„Małe grzeszki” to doskonała propozycja na leniwe niedzielne popołudnie dla całej rodziny. Tak mógłby zareklamować film „elokwentny” prezenter telewizyjny, tak też niestety muszę podsumować ów obraz i ja. Każdy, nawet w niewielkim stopniu błyskotliwy widz bądź czytelnik odczyta w tych słowach tak zwane drugie dno. Jest to bowiem najprostszy sposób, ażeby powiedzieć nie wprost, że film jest nudny, bez aspiracji do kanonu arcydzieł filmowych, nie inspiruje do głębszych rozważań filozoficzno-egzystencjalnych, jest za to lekki, łatwy i przyjemny, a momentami nawet potrafi rozbawić.
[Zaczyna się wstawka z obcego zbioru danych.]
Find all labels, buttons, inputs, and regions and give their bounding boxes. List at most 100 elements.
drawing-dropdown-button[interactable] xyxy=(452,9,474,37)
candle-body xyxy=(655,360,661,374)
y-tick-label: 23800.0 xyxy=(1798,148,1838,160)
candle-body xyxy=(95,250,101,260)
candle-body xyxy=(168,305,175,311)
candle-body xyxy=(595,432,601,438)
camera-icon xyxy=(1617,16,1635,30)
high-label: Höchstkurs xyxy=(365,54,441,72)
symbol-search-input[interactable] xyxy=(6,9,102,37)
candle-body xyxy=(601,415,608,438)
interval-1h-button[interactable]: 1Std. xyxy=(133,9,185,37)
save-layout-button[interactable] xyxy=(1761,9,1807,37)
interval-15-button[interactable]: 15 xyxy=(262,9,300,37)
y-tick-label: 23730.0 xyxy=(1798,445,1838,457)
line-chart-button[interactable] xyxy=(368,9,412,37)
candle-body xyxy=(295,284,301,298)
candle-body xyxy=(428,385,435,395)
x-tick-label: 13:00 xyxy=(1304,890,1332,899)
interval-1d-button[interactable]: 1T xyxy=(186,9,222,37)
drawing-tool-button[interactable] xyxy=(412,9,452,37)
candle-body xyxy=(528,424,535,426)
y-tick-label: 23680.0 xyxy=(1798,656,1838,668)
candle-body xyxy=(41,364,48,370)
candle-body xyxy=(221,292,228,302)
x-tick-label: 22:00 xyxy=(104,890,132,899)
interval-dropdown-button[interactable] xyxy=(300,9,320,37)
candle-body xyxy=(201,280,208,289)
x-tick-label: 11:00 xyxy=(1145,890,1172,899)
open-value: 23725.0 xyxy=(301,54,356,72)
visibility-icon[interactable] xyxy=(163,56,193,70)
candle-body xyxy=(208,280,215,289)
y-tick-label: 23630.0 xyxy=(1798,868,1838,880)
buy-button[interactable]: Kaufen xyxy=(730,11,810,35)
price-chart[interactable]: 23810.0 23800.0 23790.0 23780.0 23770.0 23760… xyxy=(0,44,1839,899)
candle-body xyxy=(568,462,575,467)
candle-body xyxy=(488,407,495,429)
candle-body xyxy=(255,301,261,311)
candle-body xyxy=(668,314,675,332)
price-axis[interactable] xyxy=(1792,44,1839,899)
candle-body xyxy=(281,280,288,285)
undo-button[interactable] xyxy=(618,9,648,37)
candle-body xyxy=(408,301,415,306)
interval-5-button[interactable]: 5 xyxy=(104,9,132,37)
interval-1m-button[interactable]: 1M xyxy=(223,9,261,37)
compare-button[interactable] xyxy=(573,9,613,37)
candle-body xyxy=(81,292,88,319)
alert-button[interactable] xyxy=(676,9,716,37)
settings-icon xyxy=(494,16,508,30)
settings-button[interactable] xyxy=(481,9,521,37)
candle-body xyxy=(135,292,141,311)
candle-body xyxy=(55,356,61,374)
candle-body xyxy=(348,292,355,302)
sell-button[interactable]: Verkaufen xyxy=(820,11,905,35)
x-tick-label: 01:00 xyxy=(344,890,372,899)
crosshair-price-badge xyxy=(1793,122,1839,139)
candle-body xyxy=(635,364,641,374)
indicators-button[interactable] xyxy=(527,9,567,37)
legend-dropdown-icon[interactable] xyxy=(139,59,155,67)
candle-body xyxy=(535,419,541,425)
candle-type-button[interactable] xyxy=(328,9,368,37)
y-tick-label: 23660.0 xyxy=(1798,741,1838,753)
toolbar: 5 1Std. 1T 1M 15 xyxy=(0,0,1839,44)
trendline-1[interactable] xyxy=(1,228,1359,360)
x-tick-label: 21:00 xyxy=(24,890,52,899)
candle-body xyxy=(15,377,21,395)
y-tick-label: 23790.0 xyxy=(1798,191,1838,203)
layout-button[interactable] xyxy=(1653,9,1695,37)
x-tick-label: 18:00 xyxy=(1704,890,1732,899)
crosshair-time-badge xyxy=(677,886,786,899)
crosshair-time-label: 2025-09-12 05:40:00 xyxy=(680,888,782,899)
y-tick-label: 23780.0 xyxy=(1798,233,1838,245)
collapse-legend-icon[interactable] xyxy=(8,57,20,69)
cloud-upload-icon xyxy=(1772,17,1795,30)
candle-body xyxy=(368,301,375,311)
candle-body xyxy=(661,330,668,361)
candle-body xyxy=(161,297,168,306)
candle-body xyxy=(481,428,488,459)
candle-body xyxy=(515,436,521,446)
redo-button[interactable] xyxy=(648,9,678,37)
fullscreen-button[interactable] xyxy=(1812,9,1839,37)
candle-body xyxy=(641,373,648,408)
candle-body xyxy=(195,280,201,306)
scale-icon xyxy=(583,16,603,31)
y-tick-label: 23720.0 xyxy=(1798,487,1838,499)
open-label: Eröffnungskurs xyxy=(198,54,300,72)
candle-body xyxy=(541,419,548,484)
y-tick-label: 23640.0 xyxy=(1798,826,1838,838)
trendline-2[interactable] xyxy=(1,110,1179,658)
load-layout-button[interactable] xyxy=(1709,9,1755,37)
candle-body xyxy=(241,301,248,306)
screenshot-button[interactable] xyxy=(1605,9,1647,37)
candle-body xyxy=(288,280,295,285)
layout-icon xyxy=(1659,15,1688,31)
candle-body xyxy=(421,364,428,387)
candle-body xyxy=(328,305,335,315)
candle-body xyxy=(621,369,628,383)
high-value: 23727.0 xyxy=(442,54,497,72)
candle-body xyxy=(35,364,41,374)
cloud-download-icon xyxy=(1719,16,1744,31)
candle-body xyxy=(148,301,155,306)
„Małe grzeszki” ukazują niewielką grecką społeczność, której sielankowość burzy nieco niewyjaśniona śmierć jednego z mieszkańców. Wykryciem ewentualnego zabójcy zajmuje się pocieszny, gapowaty policjant Leonidas (Aris Servetalis), który mknie na swym motorku poprzez kręte uliczki. W międzyczasie nasz bohater zakochuje się też w pięknej gwieździe telewizyjnej Angeliki (Vicky Papadopoulou), która (o dziwo!) okazuje się córką zamordowanego, bądź - bo tego oczywiście nie wiemy - nieszczęśliwego samobójcy. W tle mamy także kilka problemów społecznych, takich jak kumoterstwo, zawłaszczanie terenów przez wielkie centra rozrywki, czy małomiasteczkowość, która pięknie rozkwita za pomocą niewinnej z pozoru plotki. Oczywiście wszystkie te kwestie zostały ukazane z przymrużeniem oka, ażeby czasem nie wzbudzać niepotrzebnych, męczących refleksji. Ot, wypróbowane motywy, wywołujące gromki chichot wśród widzów.
Oglądając „Małe grzeszki” wpadłam na pewien pomysł, a zarazem porównanie. Christos Georgiou mógłby z powodzeniem wyreżyserować kilka odcinków „Złotopolskich”. Akcja przeniesiona zostałaby do Grecji, wiadomo że kadry dużo bardziej korzystne wizualnie, a i aktorzy mieliby szansę na małe wakacje. W budowaniu jednowymiarowych bohaterów, z ich małymi problemami i dziwactwami reżyser na pewno nie miałby problemu, w końcu w „Małych grzeszkach” jest ich pod dostatkiem. Także zapraszamy do Polski, Panie reżyserze, polska publiczność telenowelowa będzie wniebowzięta.